Monday 23 April 2018

Services decline is slowest since recession began

Brendan Keenan

THE services sector showed a further small decline last month, dragged down by the weak domestic economy, but the fall was the smallest since the recession began more than two years ago.

These results from the NCB Stockbrokers survey of purchasing managers compare with the first recovery in manufacturing output in a similar survey published last week.

But the differences are small, with the services index showing a reading of 49.6, where any figure above 50 represents growth. The manufacturing index came in at 53.

The numbers suggest both sectors have stabilised, but both reflect the general consensus on the Irish economy -- that growth will be led by exports but domestic spending will lag.

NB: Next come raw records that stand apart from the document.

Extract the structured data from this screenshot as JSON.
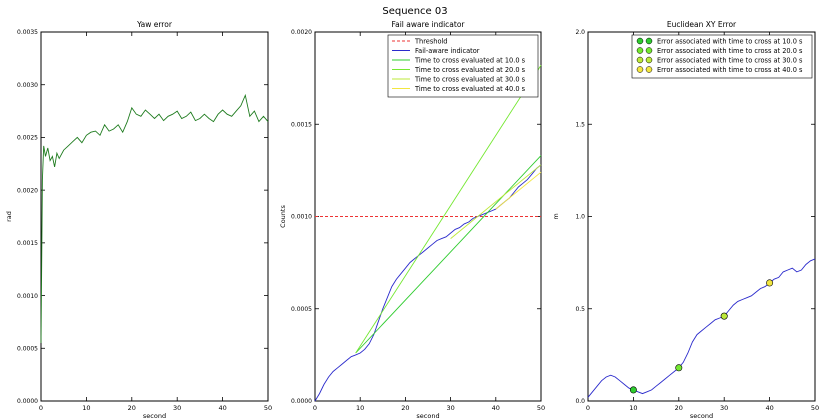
{
  "suptitle": "Sequence 03",
  "chart_data": [
    {
      "type": "line",
      "title": "Yaw error",
      "xlabel": "second",
      "ylabel": "rad",
      "xlim": [
        0,
        50
      ],
      "ylim": [
        0,
        0.0035
      ],
      "xticks": [
        "0",
        "10",
        "20",
        "30",
        "40",
        "50"
      ],
      "yticks": [
        "0.0000",
        "0.0005",
        "0.0010",
        "0.0015",
        "0.0020",
        "0.0025",
        "0.0030",
        "0.0035"
      ],
      "series": [
        {
          "color": "#1e7b1e",
          "x": [
            0,
            0.3,
            0.6,
            1,
            1.5,
            2,
            2.5,
            3,
            3.5,
            4,
            5,
            6,
            7,
            8,
            9,
            10,
            11,
            12,
            13,
            14,
            15,
            16,
            17,
            18,
            19,
            20,
            21,
            22,
            23,
            24,
            25,
            26,
            27,
            28,
            29,
            30,
            31,
            32,
            33,
            34,
            35,
            36,
            37,
            38,
            39,
            40,
            41,
            42,
            43,
            44,
            45,
            46,
            47,
            48,
            49,
            50
          ],
          "y": [
            0.00055,
            0.0021,
            0.00242,
            0.00232,
            0.0024,
            0.00228,
            0.00232,
            0.00222,
            0.00235,
            0.0023,
            0.00238,
            0.00242,
            0.00246,
            0.0025,
            0.00245,
            0.00252,
            0.00255,
            0.00256,
            0.00252,
            0.00262,
            0.00256,
            0.00258,
            0.00262,
            0.00255,
            0.00265,
            0.00278,
            0.00272,
            0.0027,
            0.00276,
            0.00272,
            0.00268,
            0.00272,
            0.00266,
            0.0027,
            0.00272,
            0.00275,
            0.00268,
            0.0027,
            0.00274,
            0.00266,
            0.00268,
            0.00272,
            0.00268,
            0.00265,
            0.00272,
            0.00276,
            0.00272,
            0.0027,
            0.00275,
            0.0028,
            0.0029,
            0.0027,
            0.00275,
            0.00265,
            0.0027,
            0.00265
          ]
        }
      ]
    },
    {
      "type": "line",
      "title": "Fail aware indicator",
      "xlabel": "second",
      "ylabel": "Counts",
      "xlim": [
        0,
        50
      ],
      "ylim": [
        0,
        0.002
      ],
      "xticks": [
        "0",
        "10",
        "20",
        "30",
        "40",
        "50"
      ],
      "yticks": [
        "0.0000",
        "0.0005",
        "0.0010",
        "0.0015",
        "0.0020"
      ],
      "legend_position": "upper-right",
      "series": [
        {
          "name": "Threshold",
          "color": "#ee3333",
          "dashed": true,
          "x": [
            0,
            50
          ],
          "y": [
            0.001,
            0.001
          ]
        },
        {
          "name": "Fail-aware indicator",
          "color": "#2b2bcc",
          "x": [
            0,
            1,
            2,
            3,
            4,
            5,
            6,
            7,
            8,
            9,
            10,
            11,
            12,
            13,
            14,
            15,
            16,
            17,
            18,
            19,
            20,
            21,
            22,
            23,
            24,
            25,
            26,
            27,
            28,
            29,
            30,
            31,
            32,
            33,
            34,
            35,
            36,
            37,
            38,
            39,
            40,
            41,
            42,
            43,
            44,
            45,
            46,
            47,
            48,
            49,
            50
          ],
          "y": [
            0,
            4e-05,
            9e-05,
            0.00013,
            0.00016,
            0.00018,
            0.0002,
            0.00022,
            0.00024,
            0.00025,
            0.00026,
            0.00028,
            0.00031,
            0.00036,
            0.00043,
            0.0005,
            0.00056,
            0.00062,
            0.00066,
            0.00069,
            0.00072,
            0.00075,
            0.00077,
            0.00079,
            0.00081,
            0.00083,
            0.00085,
            0.00087,
            0.00088,
            0.00089,
            0.00091,
            0.00093,
            0.00094,
            0.00096,
            0.00097,
            0.00099,
            0.001,
            0.00101,
            0.00102,
            0.00103,
            0.00104,
            0.00106,
            0.00108,
            0.0011,
            0.00113,
            0.00116,
            0.00118,
            0.0012,
            0.00123,
            0.00126,
            0.00128
          ]
        },
        {
          "name": "Time to cross evaluated at 10.0 s",
          "color": "#2fcc2f",
          "x": [
            9,
            50
          ],
          "y": [
            0.00026,
            0.00133
          ]
        },
        {
          "name": "Time to cross evaluated at 20.0 s",
          "color": "#74e830",
          "x": [
            9,
            50
          ],
          "y": [
            0.00026,
            0.00182
          ]
        },
        {
          "name": "Time to cross evaluated at 30.0 s",
          "color": "#bde83a",
          "x": [
            30,
            50
          ],
          "y": [
            0.00088,
            0.00128
          ]
        },
        {
          "name": "Time to cross evaluated at 40.0 s",
          "color": "#f2e640",
          "x": [
            40,
            50
          ],
          "y": [
            0.00104,
            0.00124
          ]
        }
      ]
    },
    {
      "type": "line",
      "title": "Euclidean XY Error",
      "xlabel": "second",
      "ylabel": "m",
      "xlim": [
        0,
        50
      ],
      "ylim": [
        0,
        2.0
      ],
      "xticks": [
        "0",
        "10",
        "20",
        "30",
        "40",
        "50"
      ],
      "yticks": [
        "0.0",
        "0.5",
        "1.0",
        "1.5",
        "2.0"
      ],
      "legend_position": "upper-right",
      "series": [
        {
          "color": "#2b2bcc",
          "x": [
            0,
            1,
            2,
            3,
            4,
            5,
            6,
            7,
            8,
            9,
            10,
            11,
            12,
            13,
            14,
            15,
            16,
            17,
            18,
            19,
            20,
            21,
            22,
            23,
            24,
            25,
            26,
            27,
            28,
            29,
            30,
            31,
            32,
            33,
            34,
            35,
            36,
            37,
            38,
            39,
            40,
            41,
            42,
            43,
            44,
            45,
            46,
            47,
            48,
            49,
            50
          ],
          "y": [
            0.02,
            0.05,
            0.08,
            0.11,
            0.13,
            0.14,
            0.13,
            0.11,
            0.09,
            0.07,
            0.06,
            0.05,
            0.04,
            0.05,
            0.06,
            0.08,
            0.1,
            0.12,
            0.14,
            0.16,
            0.18,
            0.21,
            0.26,
            0.32,
            0.36,
            0.38,
            0.4,
            0.42,
            0.44,
            0.45,
            0.46,
            0.49,
            0.52,
            0.54,
            0.55,
            0.56,
            0.57,
            0.59,
            0.61,
            0.62,
            0.64,
            0.66,
            0.67,
            0.7,
            0.71,
            0.72,
            0.7,
            0.71,
            0.74,
            0.76,
            0.77
          ]
        }
      ],
      "markers": [
        {
          "name": "Error associated with time to cross at 10.0 s",
          "color": "#2fcc2f",
          "x": 10,
          "y": 0.06
        },
        {
          "name": "Error associated with time to cross at 20.0 s",
          "color": "#74e830",
          "x": 20,
          "y": 0.18
        },
        {
          "name": "Error associated with time to cross at 30.0 s",
          "color": "#bde83a",
          "x": 30,
          "y": 0.46
        },
        {
          "name": "Error associated with time to cross at 40.0 s",
          "color": "#f2e640",
          "x": 40,
          "y": 0.64
        }
      ]
    }
  ]
}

Firms continue to cut jobs and wages as competition forces down prices. The survey points to strong deflationary forces in the industry. The reading for input prices was just 42.4, while that for the tourism and travel industry was just 38 -- representing continued heavy price falls. March was the 25th month to record job losses in the sector.

The pace of job losses accelerated in March, although the ICT sector reported an increase for the first month since October.

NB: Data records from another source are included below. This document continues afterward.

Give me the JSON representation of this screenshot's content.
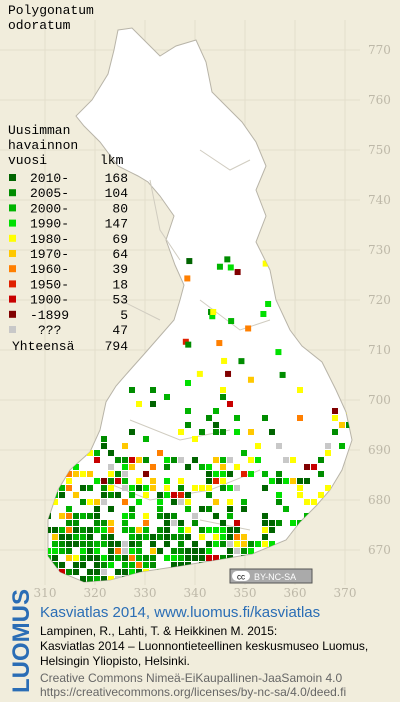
{
  "title": [
    "Polygonatum",
    "odoratum"
  ],
  "legend": {
    "heading": [
      "Uusimman",
      "havainnon",
      "vuosi"
    ],
    "count_heading": "lkm",
    "items": [
      {
        "label": "2010-",
        "count": 168,
        "color": "#006400"
      },
      {
        "label": "2005-",
        "count": 104,
        "color": "#008c00"
      },
      {
        "label": "2000-",
        "count": 80,
        "color": "#00b400"
      },
      {
        "label": "1990-",
        "count": 147,
        "color": "#00e000"
      },
      {
        "label": "1980-",
        "count": 69,
        "color": "#ffff00"
      },
      {
        "label": "1970-",
        "count": 64,
        "color": "#ffc800"
      },
      {
        "label": "1960-",
        "count": 39,
        "color": "#ff7f00"
      },
      {
        "label": "1950-",
        "count": 18,
        "color": "#e02000"
      },
      {
        "label": "1900-",
        "count": 53,
        "color": "#c80000"
      },
      {
        "label": "-1899",
        "count": 5,
        "color": "#800000"
      },
      {
        "label": "???",
        "count": 47,
        "color": "#c8c8c8"
      }
    ],
    "total_label": "Yhteensä",
    "total": 794
  },
  "grid": {
    "xlim": [
      310,
      370
    ],
    "ylim": [
      670,
      770
    ],
    "xticks": [
      310,
      320,
      330,
      340,
      350,
      360,
      370
    ],
    "yticks": [
      670,
      680,
      690,
      700,
      710,
      720,
      730,
      740,
      750,
      760,
      770
    ]
  },
  "badge_icon": "cc",
  "badge": "BY-NC-SA",
  "footer": {
    "logo": "LUOMUS",
    "link": "Kasviatlas 2014, www.luomus.fi/kasviatlas",
    "citation": [
      "Lampinen, R., Lahti, T. & Heikkinen M. 2015:",
      "Kasviatlas 2014 – Luonnontieteellinen keskusmuseo Luomus,",
      "Helsingin Yliopisto, Helsinki."
    ],
    "license": [
      "Creative Commons Nimeä-EiKaupallinen-JaaSamoin 4.0",
      "https://creativecommons.org/licenses/by-nc-sa/4.0/deed.fi"
    ]
  }
}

The overall index was pulled down by significant job-shedding in business services and tourism and travel.

The survey showed new export orders rising for the seventh month in a row. Some estimates suggest services exports are now larger than those of goods. The Economic and Social Research Institute says services exports will have to lead any economic recovery.

The rate of expansion in exports is modest, with a reading of 52.4. It accelerated for the second month running, but exports grew faster last autumn, according to the survey.

"Higher new export orders largely reflected strengthening global demand, while there were some reports that improved marketing strategies had helped to secure new business," said Brian Devine, chief economist at NCB.

"A number of panellists noted increased new business from the UK. Around one-quarter of respondents highlighted a rise in new export orders in March, compared with approximately 17pc who reported a decline, which is encouraging."